What is a Buy-Sell Agreement?
Small businesses often have partners or a small number of shareholders who each control a piece of the company. In these cases, situations often arise when one partner wishes to leave and sell his/her share to the other partners or shareholders. Most people do not have the liquid assets readily available to buy someone out in an unexpected circumstance. That is what the dental buy-sell agreement is for, according to the American Institute of CPAs. A buy-sell agreement is a legal document that identifies the current value of the dental practice and takes note of the partners’ or shareholders’ plans to buy one or more of the others’ share of the business. Although participants in the buy-sell agreement may choose to use savings or a bank loan to make good on the agreement, most people prefer to use disability or life insurance to cover the payment.
Why Get a Buy-Sell Agreement?
Any business that has shareholders or partners should have a plan in place in the event that one of the parties is disabled or dies unexpectedly. To leave this task uncompleted puts the other partners at risk. If either you or your partner dies in an accident without a buy-sell agreement in place, the entire business may be cast into chaos. In most cases, your share of the business will be passed onto your spouse of other family member. Without a buy-sell agreement, your partners may not be able to buy out your family’s share of the business, which could create an unfortunate financial stalemate.

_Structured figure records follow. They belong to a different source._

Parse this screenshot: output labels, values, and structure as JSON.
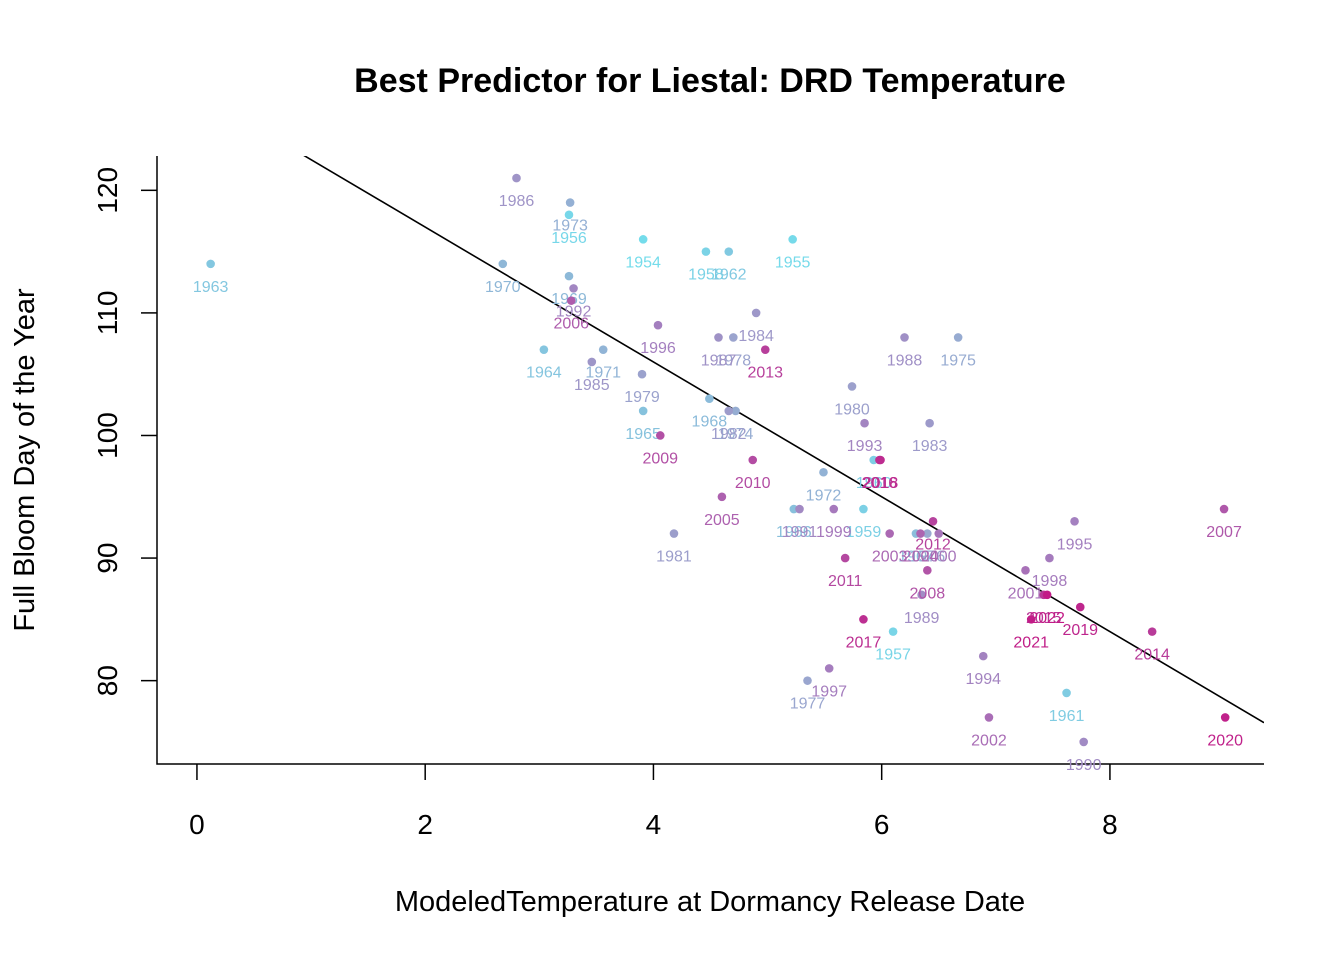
{
  "chart_data": {
    "type": "scatter",
    "title": "Best Predictor for Liestal: DRD Temperature",
    "xlabel": "ModeledTemperature at Dormancy Release Date",
    "ylabel": "Full Bloom Day of the Year",
    "xlim": [
      -0.35,
      9.35
    ],
    "ylim": [
      73.2,
      122.8
    ],
    "x_ticks": [
      0,
      2,
      4,
      6,
      8
    ],
    "y_ticks": [
      80,
      90,
      100,
      110,
      120
    ],
    "grid": false,
    "legend": "none",
    "regression_line": {
      "intercept": 128.0,
      "slope": -5.5
    },
    "color_scale": {
      "start_year": 1954,
      "end_year": 2022,
      "colors": [
        "#74dceb",
        "#9aa7cf",
        "#a678bc",
        "#c21a86"
      ]
    },
    "points": [
      {
        "year": "1954",
        "x": 3.91,
        "y": 116
      },
      {
        "year": "1955",
        "x": 5.22,
        "y": 116
      },
      {
        "year": "1956",
        "x": 3.26,
        "y": 118
      },
      {
        "year": "1957",
        "x": 6.1,
        "y": 84
      },
      {
        "year": "1958",
        "x": 4.46,
        "y": 115
      },
      {
        "year": "1959",
        "x": 5.84,
        "y": 94
      },
      {
        "year": "1960",
        "x": 5.93,
        "y": 98
      },
      {
        "year": "1961",
        "x": 7.62,
        "y": 79
      },
      {
        "year": "1962",
        "x": 4.66,
        "y": 115
      },
      {
        "year": "1963",
        "x": 0.12,
        "y": 114
      },
      {
        "year": "1964",
        "x": 3.04,
        "y": 107
      },
      {
        "year": "1965",
        "x": 3.91,
        "y": 102
      },
      {
        "year": "1966",
        "x": 5.23,
        "y": 94
      },
      {
        "year": "1967",
        "x": 6.3,
        "y": 92
      },
      {
        "year": "1968",
        "x": 4.49,
        "y": 103
      },
      {
        "year": "1969",
        "x": 3.26,
        "y": 113
      },
      {
        "year": "1970",
        "x": 2.68,
        "y": 114
      },
      {
        "year": "1971",
        "x": 3.56,
        "y": 107
      },
      {
        "year": "1972",
        "x": 5.49,
        "y": 97
      },
      {
        "year": "1973",
        "x": 3.27,
        "y": 119
      },
      {
        "year": "1974",
        "x": 4.72,
        "y": 102
      },
      {
        "year": "1975",
        "x": 6.67,
        "y": 108
      },
      {
        "year": "1976",
        "x": 6.4,
        "y": 92
      },
      {
        "year": "1977",
        "x": 5.35,
        "y": 80
      },
      {
        "year": "1978",
        "x": 4.7,
        "y": 108
      },
      {
        "year": "1979",
        "x": 3.9,
        "y": 105
      },
      {
        "year": "1980",
        "x": 5.74,
        "y": 104
      },
      {
        "year": "1981",
        "x": 4.18,
        "y": 92
      },
      {
        "year": "1982",
        "x": 4.66,
        "y": 102
      },
      {
        "year": "1983",
        "x": 6.42,
        "y": 101
      },
      {
        "year": "1984",
        "x": 4.9,
        "y": 110
      },
      {
        "year": "1985",
        "x": 3.46,
        "y": 106
      },
      {
        "year": "1986",
        "x": 2.8,
        "y": 121
      },
      {
        "year": "1987",
        "x": 4.57,
        "y": 108
      },
      {
        "year": "1988",
        "x": 6.2,
        "y": 108
      },
      {
        "year": "1989",
        "x": 6.35,
        "y": 87
      },
      {
        "year": "1990",
        "x": 7.77,
        "y": 75
      },
      {
        "year": "1991",
        "x": 5.28,
        "y": 94
      },
      {
        "year": "1992",
        "x": 3.3,
        "y": 112
      },
      {
        "year": "1993",
        "x": 5.85,
        "y": 101
      },
      {
        "year": "1994",
        "x": 6.89,
        "y": 82
      },
      {
        "year": "1995",
        "x": 7.69,
        "y": 93
      },
      {
        "year": "1996",
        "x": 4.04,
        "y": 109
      },
      {
        "year": "1997",
        "x": 5.54,
        "y": 81
      },
      {
        "year": "1998",
        "x": 7.47,
        "y": 90
      },
      {
        "year": "1999",
        "x": 5.58,
        "y": 94
      },
      {
        "year": "2000",
        "x": 6.5,
        "y": 92
      },
      {
        "year": "2001",
        "x": 7.26,
        "y": 89
      },
      {
        "year": "2002",
        "x": 6.94,
        "y": 77
      },
      {
        "year": "2003",
        "x": 6.07,
        "y": 92
      },
      {
        "year": "2004",
        "x": 6.34,
        "y": 92
      },
      {
        "year": "2005",
        "x": 4.6,
        "y": 95
      },
      {
        "year": "2006",
        "x": 3.28,
        "y": 111
      },
      {
        "year": "2007",
        "x": 9.0,
        "y": 94
      },
      {
        "year": "2008",
        "x": 6.4,
        "y": 89
      },
      {
        "year": "2009",
        "x": 4.06,
        "y": 100
      },
      {
        "year": "2010",
        "x": 4.87,
        "y": 98
      },
      {
        "year": "2011",
        "x": 5.68,
        "y": 90
      },
      {
        "year": "2012",
        "x": 6.45,
        "y": 93
      },
      {
        "year": "2013",
        "x": 4.98,
        "y": 107
      },
      {
        "year": "2014",
        "x": 8.37,
        "y": 84
      },
      {
        "year": "2015",
        "x": 7.42,
        "y": 87
      },
      {
        "year": "2016",
        "x": 5.98,
        "y": 98
      },
      {
        "year": "2017",
        "x": 5.84,
        "y": 85
      },
      {
        "year": "2018",
        "x": 5.99,
        "y": 98
      },
      {
        "year": "2019",
        "x": 7.74,
        "y": 86
      },
      {
        "year": "2020",
        "x": 9.01,
        "y": 77
      },
      {
        "year": "2021",
        "x": 7.31,
        "y": 85
      },
      {
        "year": "2022",
        "x": 7.45,
        "y": 87
      }
    ]
  }
}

Types of Buy-Sell Agreements
There are three basic types of dental buy-sell agreements, commonly titled:
With cross-purchase agreements, each owner takes out an insurance policy on the other owners and pay the premiums for each policy individually. This may become complicated if there are several co-owners or shareholders. Entity-purchase agreements are similar, but they are purchased and maintained by the business for each partner. In this case, the company owners determine if they would rather have a term life policy in case of accidental death, or a universal life policy, which is more appropriately used to buy out a retiring owner. The policy is created to cover the value of that person’s share of the business. Hybrid agreements offer some combination of cross-purchase and entity-purchase agreements. If the co-owners cannot determine which approach is better, they may choose to do both in smaller quantities.
Determining the Price of the Buy-Sell Agreement
Before you can design and sign your buy-sell agreement, you must figure out the value of your dental practice as a whole. Since most dental practices are not publicly held, you will determine this value based on the assets of the business. These assets include the value of any owned property, equipment, accounts receivable, as well as an estimation of the earnings history and future earnings of the business with the new owner. The value is best assessed by a professional appraiser. You must also remain current with payments on any policies, and adjust the value of those policies to keep up with the value of each person’s share of the company.
When you consider what you need to do to protect your interests in your business, a buy-sell agreement seems like the best decision you could make. With a buy-sell agreement, you provide funds to keep your business going, even when a partner or shareholder leaves the business unexpectedly.